Few of Marine Corps Base Camp Lejeune’s residents are native to the area, which is true for almost any military town. As the saying goes, “Home is where the Marine Corps sends you.” MCB Camp Lejeune and Onslow County are currently home despite where you are from. We drive these streets in our new community every day. There is a rich history at MCB Camp Lejeune and every road tells a story.
Upon arriving through the Wilson Gate, a left turn on Bougainville Drive leads to Tarawa Terrace. The Bougainville campaign was a series of land and naval battles of the Pacific campaign of World War II between Allied forces and the Empire of Japan, named after the island of Bougainville. It was part of Operation Cartwheel, the Allies’ grand strategy in the South Pacific.
The first attack on Bougainville occurred on Aug. 15, 1943. The Marine Fighter Squadron 214, later known as the Black Sheep, flew up from the Russell Islands to barrage the Kahili airfield during American amphibious landings on the island of Vella Lavella. The lightning strike, a surprise so complete the Japanese did not have time to shoot back, damaged aircraft and refueling equipment on the ground.
The landing of the 3rd Marine Division at Empress Augusta Bay on Bougainville took place Nov. 1. The forces consisted of 14,321 troops who were met with several obstacles. The Japanese defenses of the beaches were stronger than anticipated. The 40,000 troops on the island were thought to be stationed mainly around the airfields, and the extensive system of bunkers in the jungles were not accounted for.
The Marines who landed west of the Koromokina River met steep slopes and shoals on which they lost more than 80 amphibious craft. Those landing east of the Koromokina were caught in crossfire from machine guns. A small contingent of Marines knocked out the gun emplacement on the cape and the 3rd Marine Raiders captured the island.
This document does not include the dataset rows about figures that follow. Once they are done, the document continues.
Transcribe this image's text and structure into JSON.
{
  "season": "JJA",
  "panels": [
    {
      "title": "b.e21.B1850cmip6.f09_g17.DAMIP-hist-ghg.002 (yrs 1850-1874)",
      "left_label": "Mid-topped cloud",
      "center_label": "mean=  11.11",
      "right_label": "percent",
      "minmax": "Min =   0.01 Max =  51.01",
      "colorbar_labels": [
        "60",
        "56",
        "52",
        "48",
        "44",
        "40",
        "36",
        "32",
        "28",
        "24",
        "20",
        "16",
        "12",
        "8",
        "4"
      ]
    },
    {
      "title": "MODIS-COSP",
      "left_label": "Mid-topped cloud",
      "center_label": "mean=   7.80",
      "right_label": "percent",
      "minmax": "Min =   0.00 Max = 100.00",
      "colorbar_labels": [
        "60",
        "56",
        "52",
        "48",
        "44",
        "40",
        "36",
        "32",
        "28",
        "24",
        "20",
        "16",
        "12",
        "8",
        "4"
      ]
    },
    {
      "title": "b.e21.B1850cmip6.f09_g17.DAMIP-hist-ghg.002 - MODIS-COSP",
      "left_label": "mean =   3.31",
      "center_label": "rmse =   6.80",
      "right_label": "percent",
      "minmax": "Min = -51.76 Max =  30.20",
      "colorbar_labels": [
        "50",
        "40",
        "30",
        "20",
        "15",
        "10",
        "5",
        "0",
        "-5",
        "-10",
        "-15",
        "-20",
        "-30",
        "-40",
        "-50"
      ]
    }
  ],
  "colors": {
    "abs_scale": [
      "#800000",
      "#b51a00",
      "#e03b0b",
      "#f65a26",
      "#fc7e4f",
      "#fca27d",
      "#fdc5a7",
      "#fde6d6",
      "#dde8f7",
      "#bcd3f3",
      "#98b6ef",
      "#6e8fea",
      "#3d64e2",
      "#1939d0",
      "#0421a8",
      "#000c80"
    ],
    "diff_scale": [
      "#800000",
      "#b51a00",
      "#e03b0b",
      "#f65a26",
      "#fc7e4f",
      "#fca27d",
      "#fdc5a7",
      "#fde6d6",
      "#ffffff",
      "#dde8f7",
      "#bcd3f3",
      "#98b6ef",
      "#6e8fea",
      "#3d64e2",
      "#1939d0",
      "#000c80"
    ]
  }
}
The landing force drove away the rest of the Japanese defenders while the war dog platoon sniffed out snipers along the trails.
In spite of the resistance and two Japanese air assaults launched from bases on Rabaul during the day, the Marines succeeded. By nightfall, all 14,000 troops, together with 6,200 tons of fuel, rations and ammunition were landed along a 200-yard perimeter.